To reboot a node without causing an outage for applications running on the platform, it is important to first evacuate the pods. For pods that are made highly available by the routing tier, nothing else needs to be done. For other pods needing storage, typically databases, it is critical to ensure that they can remain in operation with one pod temporarily going offline. While implementing resiliency for stateful pods is different for each application, in all cases it is important to configure the scheduler to use node anti-affinity to ensure that the pods are properly spread across available nodes.

Another challenge is how to handle nodes that are running critical infrastructure such as the router or the registry. The same node evacuation process applies, though it is important to understand certain edge cases.

Understanding infrastructure node rebooting

Infrastructure nodes are nodes that are labeled to run pieces of the OpenShift Container Platform environment. Currently, the easiest way to manage node reboots is to ensure that there are at least three nodes available to run infrastructure. The nodes to run the infrastructure are called master nodes.

The scenario below demonstrates a common mistake that can lead to service interruptions for the applications running on OpenShift Container Platform when only two nodes are available.

  • Node A is marked unschedulable and all pods are evacuated.

  • The registry pod running on that node is now redeployed on node B. This means node B is now running both registry pods.

  • Node B is now marked unschedulable and is evacuated.

  • The service exposing the two pod endpoints on node B, for a brief period of time, loses all endpoints until they are redeployed to node A.

The same process using three master nodes for infrastructure does not result in a service disruption. However, due to pod scheduling, the last node that is evacuated and brought back in to rotation is left running zero registries. The other two nodes will run two and one registries respectively. The best solution is to rely on pod anti-affinity.

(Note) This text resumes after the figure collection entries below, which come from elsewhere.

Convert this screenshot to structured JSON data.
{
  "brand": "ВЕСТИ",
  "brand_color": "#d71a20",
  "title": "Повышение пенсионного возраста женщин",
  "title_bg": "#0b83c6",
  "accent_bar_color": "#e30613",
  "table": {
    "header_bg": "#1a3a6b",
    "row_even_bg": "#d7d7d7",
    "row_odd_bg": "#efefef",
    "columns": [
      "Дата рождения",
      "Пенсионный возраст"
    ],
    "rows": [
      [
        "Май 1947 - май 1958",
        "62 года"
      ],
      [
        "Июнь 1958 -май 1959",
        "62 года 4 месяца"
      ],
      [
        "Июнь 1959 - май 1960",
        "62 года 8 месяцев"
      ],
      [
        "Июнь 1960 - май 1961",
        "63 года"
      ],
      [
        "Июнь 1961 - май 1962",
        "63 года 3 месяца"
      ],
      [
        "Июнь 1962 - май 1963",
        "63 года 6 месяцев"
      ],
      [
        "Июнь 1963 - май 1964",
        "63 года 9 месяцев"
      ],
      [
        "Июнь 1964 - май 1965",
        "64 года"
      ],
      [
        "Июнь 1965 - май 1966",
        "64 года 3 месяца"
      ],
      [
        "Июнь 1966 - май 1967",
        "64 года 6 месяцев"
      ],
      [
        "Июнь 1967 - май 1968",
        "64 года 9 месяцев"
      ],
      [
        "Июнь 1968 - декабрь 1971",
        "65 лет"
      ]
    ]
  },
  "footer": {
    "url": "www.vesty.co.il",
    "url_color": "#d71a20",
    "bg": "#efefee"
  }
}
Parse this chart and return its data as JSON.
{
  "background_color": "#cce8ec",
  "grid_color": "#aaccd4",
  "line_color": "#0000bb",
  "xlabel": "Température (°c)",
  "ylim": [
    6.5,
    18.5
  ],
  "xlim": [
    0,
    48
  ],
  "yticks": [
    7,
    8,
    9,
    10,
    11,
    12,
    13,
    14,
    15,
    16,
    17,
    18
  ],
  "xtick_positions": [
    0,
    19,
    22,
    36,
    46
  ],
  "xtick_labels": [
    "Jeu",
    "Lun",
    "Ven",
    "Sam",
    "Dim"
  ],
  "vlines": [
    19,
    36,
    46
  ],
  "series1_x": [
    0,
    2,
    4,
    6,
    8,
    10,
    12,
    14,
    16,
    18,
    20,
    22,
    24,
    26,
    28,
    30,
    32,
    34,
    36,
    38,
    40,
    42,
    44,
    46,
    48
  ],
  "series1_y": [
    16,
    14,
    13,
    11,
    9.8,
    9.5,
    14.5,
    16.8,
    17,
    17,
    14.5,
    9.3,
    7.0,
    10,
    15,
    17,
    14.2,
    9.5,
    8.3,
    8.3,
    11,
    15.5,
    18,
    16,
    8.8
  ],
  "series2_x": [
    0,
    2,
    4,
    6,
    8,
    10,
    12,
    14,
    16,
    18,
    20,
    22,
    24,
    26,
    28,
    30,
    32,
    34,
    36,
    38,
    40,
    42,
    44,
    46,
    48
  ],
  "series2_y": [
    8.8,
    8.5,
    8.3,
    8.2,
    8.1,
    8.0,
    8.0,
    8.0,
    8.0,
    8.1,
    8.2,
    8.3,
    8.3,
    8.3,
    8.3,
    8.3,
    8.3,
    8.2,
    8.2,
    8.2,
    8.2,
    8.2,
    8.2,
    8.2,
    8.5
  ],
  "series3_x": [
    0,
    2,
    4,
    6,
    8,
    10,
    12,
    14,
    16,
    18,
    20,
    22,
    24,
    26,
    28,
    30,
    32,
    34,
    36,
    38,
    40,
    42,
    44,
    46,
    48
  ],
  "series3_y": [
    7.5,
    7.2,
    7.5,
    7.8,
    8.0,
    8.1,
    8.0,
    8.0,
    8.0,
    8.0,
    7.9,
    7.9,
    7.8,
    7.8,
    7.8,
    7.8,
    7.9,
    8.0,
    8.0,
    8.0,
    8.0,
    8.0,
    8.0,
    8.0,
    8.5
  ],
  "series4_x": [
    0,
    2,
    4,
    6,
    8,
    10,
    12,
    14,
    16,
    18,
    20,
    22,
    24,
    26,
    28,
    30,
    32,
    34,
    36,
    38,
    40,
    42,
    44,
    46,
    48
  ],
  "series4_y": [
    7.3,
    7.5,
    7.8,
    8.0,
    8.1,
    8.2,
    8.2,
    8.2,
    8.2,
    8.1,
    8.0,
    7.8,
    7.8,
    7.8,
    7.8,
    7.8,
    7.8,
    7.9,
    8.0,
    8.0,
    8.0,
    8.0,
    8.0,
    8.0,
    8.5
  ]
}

Rebooting a node using pod anti-affinity

Pod anti-affinity is slightly different than node anti-affinity. Node anti-affinity can be violated if there are no other suitable locations to deploy a pod. Pod anti-affinity can be set to either required or preferred.

With this in place, if only two infrastructure nodes are available and one is rebooted, the container image registry pod is prevented from running on the other node. oc get pods reports the pod as unready until a suitable node is available. Once a node is available and all pods are back in ready state, the next node can be restarted.

Procedure

To reboot a node using pod anti-affinity:

  1. Edit the node specification to configure pod anti-affinity:

    apiVersion: v1
    kind: Pod
    metadata:
      name: with-pod-antiaffinity
    spec:
      affinity:
        podAntiAffinity: (1)
          preferredDuringSchedulingIgnoredDuringExecution: (2)
          - weight: 100 (3)
            podAffinityTerm:
              labelSelector:
                matchExpressions:
                - key: registry (4)
                  operator: In (5)
                  values:
                  - default
              topologyKey: kubernetes.io/hostname
    1 Stanza to configure pod anti-affinity.
    2 Defines a preferred rule.
    3 Specifies a weight for a preferred rule. The node with the highest weight is preferred.
    4 Description of the pod label that determines when the anti-affinity rule applies. Specify a key and value for the label.
    5 The operator represents the relationship between the label on the existing pod and the set of values in the matchExpression parameters in the specification for the new pod. Can be In, NotIn, Exists, or DoesNotExist.

    This example assumes the container image registry pod has a label of registry=default. Pod anti-affinity can use any Kubernetes match expression.

  2. Enable the MatchInterPodAffinity scheduler predicate in the scheduling policy file. For more information, see Configuring the Default Scheduler.

Understanding how to reboot nodes running routers

In most cases, a pod running an OpenShift Container Platform router exposes a host port.

The PodFitsPorts scheduler predicate ensures that no router pods using the same port can run on the same node, and pod anti-affinity is achieved. If the routers are relying on IP failover for high availability, there is nothing else that is needed.

For router pods relying on an external service such as AWS Elastic Load Balancing for high availability, it is that service’s responsibility to react to router pod restarts.

In rare cases, a router pod may not have a host port configured. In those cases, it is important to follow the recommended restart process for infrastructure nodes.